By Philip Merrill - April 2017
With MPEG, certain words have associations and so it is possible to break down the name Dynamic Adaptive Streaming over HTTP. "Adaptive" implies the ability for the client to adapt the experience to available network characteristics, and the Stream is the bitstream so that is MPEG's home turf. "Dynamic" is a word with many implications, mostly challenging use cases, but it is firmly anchored in transmission and the ability to make new insertions more or less at the last instant. This makes the bitstream itself more dynamic, more able to configure and reconfigure screen layouts and media data so that the user-server interaction feels real time for the user. So in several ways, the key word in DASH are the initials "HTTP." Although DASH information can also be delivered using other protocols, DASH has been shaped to the HTTP environment and this has probably contributed to its wide adoption.
DASH represents media and delivery information so that the moment-to-moment relationship between user and server can proceed from the handshake to something more like a waltz. DASH is codec-agnostic so as not to be dependent to any specific codec but to enable delivery of the content in any media format. For MPEG fans the time and media segment information exchange is old hat. Since this news area is for looking around from somewhat of an insider's perspective, it will zoom in on several aspects of DASH that are less well known.
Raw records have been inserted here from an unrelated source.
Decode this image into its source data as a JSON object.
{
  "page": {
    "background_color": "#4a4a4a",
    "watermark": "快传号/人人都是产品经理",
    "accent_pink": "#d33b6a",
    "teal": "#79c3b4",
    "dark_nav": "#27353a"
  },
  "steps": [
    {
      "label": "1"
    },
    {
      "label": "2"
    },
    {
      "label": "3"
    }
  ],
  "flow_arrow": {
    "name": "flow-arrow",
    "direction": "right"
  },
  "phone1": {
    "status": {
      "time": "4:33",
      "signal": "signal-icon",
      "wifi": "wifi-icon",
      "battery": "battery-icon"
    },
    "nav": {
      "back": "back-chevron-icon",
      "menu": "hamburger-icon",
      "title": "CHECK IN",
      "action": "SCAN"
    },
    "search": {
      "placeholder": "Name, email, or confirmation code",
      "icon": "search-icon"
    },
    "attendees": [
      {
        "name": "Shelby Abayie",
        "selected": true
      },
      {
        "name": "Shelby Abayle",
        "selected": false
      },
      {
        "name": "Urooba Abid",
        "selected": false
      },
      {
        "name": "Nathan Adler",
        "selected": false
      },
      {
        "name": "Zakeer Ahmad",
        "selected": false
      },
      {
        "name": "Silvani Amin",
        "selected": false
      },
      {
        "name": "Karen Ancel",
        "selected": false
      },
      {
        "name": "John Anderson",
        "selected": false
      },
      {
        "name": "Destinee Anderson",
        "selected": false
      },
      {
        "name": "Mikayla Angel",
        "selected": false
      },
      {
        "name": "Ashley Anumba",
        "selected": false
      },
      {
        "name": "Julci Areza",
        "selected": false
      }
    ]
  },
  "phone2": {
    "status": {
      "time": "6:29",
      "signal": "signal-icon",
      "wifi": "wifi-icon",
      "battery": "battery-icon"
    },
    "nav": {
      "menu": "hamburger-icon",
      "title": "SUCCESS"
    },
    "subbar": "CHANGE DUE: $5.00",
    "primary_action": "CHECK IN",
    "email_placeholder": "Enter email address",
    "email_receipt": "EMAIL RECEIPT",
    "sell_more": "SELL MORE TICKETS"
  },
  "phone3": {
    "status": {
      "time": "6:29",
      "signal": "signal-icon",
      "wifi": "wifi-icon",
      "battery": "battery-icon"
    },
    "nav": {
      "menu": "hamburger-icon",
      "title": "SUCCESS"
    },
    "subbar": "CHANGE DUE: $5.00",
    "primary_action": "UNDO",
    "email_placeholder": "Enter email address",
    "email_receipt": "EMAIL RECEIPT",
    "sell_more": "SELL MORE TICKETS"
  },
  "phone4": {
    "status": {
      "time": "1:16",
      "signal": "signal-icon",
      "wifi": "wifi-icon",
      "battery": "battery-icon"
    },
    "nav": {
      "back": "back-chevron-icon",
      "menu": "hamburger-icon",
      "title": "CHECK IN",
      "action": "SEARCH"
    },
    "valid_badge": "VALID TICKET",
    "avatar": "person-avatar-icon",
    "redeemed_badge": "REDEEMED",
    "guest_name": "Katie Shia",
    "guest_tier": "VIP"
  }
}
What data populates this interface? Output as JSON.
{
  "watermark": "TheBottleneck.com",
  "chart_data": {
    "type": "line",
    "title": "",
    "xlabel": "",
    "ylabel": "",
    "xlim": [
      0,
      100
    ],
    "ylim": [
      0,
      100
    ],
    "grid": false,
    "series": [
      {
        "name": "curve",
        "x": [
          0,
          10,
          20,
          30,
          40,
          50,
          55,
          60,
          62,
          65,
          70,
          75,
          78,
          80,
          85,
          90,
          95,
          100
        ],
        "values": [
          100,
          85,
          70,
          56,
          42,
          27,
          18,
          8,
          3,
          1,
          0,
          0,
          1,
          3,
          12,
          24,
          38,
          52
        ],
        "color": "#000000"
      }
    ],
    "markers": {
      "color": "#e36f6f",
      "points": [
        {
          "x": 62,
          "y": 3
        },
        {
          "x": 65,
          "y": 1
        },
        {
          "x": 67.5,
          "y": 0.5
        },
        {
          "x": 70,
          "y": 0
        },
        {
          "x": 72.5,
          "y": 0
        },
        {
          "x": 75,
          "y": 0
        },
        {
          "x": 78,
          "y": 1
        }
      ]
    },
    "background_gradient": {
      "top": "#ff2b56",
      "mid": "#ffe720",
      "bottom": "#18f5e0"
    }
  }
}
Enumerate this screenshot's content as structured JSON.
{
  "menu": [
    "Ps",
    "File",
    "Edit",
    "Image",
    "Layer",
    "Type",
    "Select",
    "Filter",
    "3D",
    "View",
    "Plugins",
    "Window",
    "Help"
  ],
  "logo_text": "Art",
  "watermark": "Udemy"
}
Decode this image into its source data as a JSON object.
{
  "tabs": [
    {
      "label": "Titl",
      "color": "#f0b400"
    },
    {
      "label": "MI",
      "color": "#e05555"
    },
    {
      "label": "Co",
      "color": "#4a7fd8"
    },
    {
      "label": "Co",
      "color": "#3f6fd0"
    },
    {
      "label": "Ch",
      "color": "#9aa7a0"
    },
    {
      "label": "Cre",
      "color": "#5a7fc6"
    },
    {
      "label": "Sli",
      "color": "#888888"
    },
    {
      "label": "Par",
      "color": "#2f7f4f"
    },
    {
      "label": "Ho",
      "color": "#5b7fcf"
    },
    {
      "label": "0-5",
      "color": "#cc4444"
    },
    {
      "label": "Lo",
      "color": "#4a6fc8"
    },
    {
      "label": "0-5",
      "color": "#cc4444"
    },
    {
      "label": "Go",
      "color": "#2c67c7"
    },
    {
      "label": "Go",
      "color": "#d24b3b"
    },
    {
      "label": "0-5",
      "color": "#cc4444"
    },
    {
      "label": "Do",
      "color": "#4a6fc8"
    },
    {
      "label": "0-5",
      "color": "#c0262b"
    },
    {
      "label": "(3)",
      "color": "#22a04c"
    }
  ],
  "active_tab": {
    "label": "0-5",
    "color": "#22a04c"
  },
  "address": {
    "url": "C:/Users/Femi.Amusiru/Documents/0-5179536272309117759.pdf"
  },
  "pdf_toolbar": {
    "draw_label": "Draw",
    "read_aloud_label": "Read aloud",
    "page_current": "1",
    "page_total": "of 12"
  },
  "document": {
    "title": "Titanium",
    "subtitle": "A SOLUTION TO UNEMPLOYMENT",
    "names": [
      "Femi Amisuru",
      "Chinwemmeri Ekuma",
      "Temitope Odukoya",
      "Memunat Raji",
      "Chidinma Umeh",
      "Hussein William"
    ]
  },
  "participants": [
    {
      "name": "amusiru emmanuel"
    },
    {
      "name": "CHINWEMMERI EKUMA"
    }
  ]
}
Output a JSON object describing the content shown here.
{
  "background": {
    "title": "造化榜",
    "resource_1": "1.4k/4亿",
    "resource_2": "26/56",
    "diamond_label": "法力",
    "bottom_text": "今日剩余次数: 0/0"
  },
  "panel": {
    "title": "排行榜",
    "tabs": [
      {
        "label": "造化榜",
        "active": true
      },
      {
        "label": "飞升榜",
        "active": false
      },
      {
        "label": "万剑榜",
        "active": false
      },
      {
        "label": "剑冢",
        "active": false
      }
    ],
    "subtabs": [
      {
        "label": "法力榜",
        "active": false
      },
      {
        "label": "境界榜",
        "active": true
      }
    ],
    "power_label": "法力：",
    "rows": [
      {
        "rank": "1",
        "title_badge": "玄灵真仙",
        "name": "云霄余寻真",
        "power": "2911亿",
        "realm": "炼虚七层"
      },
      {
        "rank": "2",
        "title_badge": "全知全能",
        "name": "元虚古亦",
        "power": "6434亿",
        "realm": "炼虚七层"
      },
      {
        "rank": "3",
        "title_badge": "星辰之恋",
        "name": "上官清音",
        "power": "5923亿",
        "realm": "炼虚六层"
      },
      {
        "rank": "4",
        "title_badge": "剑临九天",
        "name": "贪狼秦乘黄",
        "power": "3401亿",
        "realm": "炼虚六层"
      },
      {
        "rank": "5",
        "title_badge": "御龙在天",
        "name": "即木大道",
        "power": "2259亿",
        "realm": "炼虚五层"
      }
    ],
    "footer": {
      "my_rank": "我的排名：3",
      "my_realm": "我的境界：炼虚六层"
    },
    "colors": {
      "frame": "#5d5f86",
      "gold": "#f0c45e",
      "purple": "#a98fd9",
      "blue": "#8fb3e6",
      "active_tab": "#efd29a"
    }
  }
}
DASH interoperable descriptions and bit structure is an example where discourse can bring benefits in human affairs, getting things done on two sides or even many multiple sides of relationship(s). DASH supports the interrelationship between a server serving media and a customer consuming multiple media titles or other content programming. Whether a user is in a game environment, and/or VR/AR, or moving normally throughout the day, each moment can be filled with media designed to be consumed under that moment's circumstances. However user preferences are configured, appropriate data for what Google calls micro-moments should be served up in an appropriate way. In terms of transmission rates, this means serving sizes that are not too big for the table, so to speak.
Application development in MPEG-A has found tools ready at hand to configure reliable relationships between metadata and bit transmission structure. The question of what problem are we trying to solve does not do justice to consumer appetites and creativity in the digital world as we now find it. Fortunately for MPEG-A, the standardized toolkit MPEG and other organizations have developed can be configured into more complex assemblies, if not readily then close enough. Common Media Application Format pursues this -A app development approach to further abstract the relationship between Manifests including MPD and media Segments.
DASH has been granted somewhat widespread adoption, perhaps a foot in the door for both DASH and the MPEG way of doing things. Netflix supports DASH without MPD and YouTube supports DASH with its own video codec. The fundamental separation of information about media from Segments that can exist with adaptation packages in giant data silos of media lets everything be more nimble. By calling into the silo meaningfully and dynamically, the goal is efficient and successful delivery of media files and their configuration metadata.
Although adaptation is in one way what DASH is all about, it is also an area left unspecified. DASH enables experimentation and innovation in the marketplace for interactive and personalized experiences. Other tools including MPEG's can be used as part of private development efforts. DASH interoperable messaging and bitstreams have an important role to play, to set up an ecology that includes private development unfettered by normative requirements. For those who appreciate development, DASH has a particularly rich library of open source software tools as well as an industry forum providing additional resources.